Modifications, such as the overexpression of miRNAs, in the post-transcriptional control of a gene can result in cancer.
- Explain how post-transcriptional control can result in cancer
- Specific cancers have altered expression of miRNAs; changes in the miRNA population of particular cancers varies depending on the type of cancer.
- Having too many miRNAs can dramatically decrease the RNA population leading to a decrease in protein expression.
- Studies have found that some miRNAs are specifically expressed only in cancer cells.

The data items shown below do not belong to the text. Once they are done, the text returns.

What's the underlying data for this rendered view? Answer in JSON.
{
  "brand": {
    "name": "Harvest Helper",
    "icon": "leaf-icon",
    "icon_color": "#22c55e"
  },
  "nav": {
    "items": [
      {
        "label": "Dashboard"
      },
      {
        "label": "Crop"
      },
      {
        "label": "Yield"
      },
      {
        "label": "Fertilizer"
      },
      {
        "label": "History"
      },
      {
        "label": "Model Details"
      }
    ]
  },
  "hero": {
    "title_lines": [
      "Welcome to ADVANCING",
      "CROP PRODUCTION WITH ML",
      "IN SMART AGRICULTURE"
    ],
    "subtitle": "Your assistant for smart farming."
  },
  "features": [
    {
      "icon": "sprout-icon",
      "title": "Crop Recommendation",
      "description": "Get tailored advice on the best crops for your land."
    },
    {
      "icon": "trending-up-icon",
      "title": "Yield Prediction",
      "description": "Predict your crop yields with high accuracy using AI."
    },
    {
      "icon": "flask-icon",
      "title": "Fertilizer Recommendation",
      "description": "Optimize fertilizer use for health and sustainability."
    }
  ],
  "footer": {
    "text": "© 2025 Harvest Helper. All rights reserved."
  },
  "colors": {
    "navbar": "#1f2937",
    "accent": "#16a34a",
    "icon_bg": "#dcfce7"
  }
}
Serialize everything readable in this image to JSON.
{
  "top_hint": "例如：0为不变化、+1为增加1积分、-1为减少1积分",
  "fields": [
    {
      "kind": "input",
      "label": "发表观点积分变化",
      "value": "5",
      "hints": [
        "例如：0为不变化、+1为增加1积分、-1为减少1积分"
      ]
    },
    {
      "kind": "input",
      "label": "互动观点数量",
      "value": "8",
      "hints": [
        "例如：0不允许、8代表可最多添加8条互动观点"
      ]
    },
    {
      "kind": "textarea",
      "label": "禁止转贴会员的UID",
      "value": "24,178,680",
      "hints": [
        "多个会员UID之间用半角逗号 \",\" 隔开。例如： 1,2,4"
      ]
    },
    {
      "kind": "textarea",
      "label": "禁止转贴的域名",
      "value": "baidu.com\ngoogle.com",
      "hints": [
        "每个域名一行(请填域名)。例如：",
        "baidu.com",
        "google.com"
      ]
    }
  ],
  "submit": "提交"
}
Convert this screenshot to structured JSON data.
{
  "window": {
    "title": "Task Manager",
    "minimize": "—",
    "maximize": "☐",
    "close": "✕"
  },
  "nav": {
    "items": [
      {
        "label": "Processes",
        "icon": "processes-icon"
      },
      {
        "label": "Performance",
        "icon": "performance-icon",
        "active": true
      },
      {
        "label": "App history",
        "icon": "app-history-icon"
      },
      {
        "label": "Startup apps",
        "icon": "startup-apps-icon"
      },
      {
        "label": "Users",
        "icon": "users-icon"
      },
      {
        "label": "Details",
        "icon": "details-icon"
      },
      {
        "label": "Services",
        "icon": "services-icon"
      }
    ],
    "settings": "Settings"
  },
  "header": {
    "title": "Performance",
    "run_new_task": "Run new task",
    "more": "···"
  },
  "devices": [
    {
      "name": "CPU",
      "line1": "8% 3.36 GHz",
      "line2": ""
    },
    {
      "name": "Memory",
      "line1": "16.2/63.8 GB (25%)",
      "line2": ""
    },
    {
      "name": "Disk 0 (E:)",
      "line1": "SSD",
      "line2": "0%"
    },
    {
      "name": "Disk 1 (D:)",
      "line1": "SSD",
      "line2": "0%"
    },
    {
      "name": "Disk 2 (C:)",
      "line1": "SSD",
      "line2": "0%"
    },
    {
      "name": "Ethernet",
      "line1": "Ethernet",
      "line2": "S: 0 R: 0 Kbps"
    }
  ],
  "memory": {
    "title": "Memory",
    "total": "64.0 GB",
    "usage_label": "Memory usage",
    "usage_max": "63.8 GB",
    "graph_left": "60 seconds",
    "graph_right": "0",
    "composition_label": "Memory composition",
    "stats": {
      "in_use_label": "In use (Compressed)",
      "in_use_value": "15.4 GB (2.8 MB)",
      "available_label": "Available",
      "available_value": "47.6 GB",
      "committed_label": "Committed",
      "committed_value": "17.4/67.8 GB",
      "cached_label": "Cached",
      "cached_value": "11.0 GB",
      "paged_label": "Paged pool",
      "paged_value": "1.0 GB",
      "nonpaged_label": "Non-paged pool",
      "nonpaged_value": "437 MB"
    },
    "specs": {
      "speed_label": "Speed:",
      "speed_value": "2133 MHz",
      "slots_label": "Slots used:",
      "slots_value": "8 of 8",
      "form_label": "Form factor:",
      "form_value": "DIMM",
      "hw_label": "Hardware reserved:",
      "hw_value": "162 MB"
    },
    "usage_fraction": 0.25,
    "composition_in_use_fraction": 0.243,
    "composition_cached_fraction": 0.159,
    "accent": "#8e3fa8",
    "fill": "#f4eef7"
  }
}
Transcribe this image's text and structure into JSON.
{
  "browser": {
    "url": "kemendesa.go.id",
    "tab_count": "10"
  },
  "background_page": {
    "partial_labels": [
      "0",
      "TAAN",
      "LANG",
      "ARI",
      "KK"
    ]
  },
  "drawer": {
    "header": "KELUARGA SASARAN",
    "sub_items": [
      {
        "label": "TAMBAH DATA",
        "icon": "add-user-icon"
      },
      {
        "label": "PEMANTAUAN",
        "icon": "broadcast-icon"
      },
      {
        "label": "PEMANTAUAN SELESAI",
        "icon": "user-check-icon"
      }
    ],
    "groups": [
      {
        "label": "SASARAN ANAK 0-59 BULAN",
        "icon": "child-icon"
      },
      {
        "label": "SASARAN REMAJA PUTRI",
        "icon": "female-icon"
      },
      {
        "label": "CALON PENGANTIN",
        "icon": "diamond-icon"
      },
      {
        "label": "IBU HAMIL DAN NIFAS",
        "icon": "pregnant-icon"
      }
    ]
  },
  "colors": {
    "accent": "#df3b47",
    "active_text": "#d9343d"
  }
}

- microRNA: a single-stranded, non-coding form of RNA, having only about 20-30 nucleotides, that has a number of functions including the regulation of gene expression
- exosome: a vesicle responsible for the selective removal of plasma membrane proteins
Cancer and Post-transcriptional Control
Post-transcriptional regulation is the control of gene expression at the RNA level; therefore, between the transcription and the translation of the gene. After being produced, the stability and distribution of the different transcripts is regulated (post-transcriptional regulation) by means of RNA-binding proteins (RBP) that control the various steps and rates of the transcripts: events such as alternative splicing, nuclear degradation (exosome), processing, nuclear export (three alternative pathways), sequestration in DCP2-bodies for storage or degradation, and, ultimately, translation.
Changes in the post-transcriptional control of a gene can result in cancer. Recently, several groups of researchers have shown that specific cancers have altered expression of microRNAs (miRNAs). miRNAs bind to the 3′ UTR or 5′ UTR of RNA molecules to degrade them. Overexpression of these miRNAs could be detrimental to normal cellular activity. An increase in many miRNAs could dramatically decrease the RNA population leading to a decrease in protein expression. Several studies have demonstrated a change in the miRNA population in specific cancer types. It appears that the subset of miRNAs expressed in breast cancer cells is quite different from the subset expressed in lung cancer cells or even from normal breast cells. This suggests that alterations in miRNA activity can contribute to the growth of breast cancer cells. These types of studies also suggest that if some miRNAs are specifically expressed only in cancer cells, they could be potential drug targets. It would, therefore, be conceivable that new drugs that turn off miRNA expression in cancer could be an effective method to treat cancer.
MicroRNA: Overexpression of miRNAs could be detrimental to normal cellular activity because miRNAs bind to the 3′ UTR of RNA molecules to degrade them. Specific types of miRNAs are only found in cancer cells.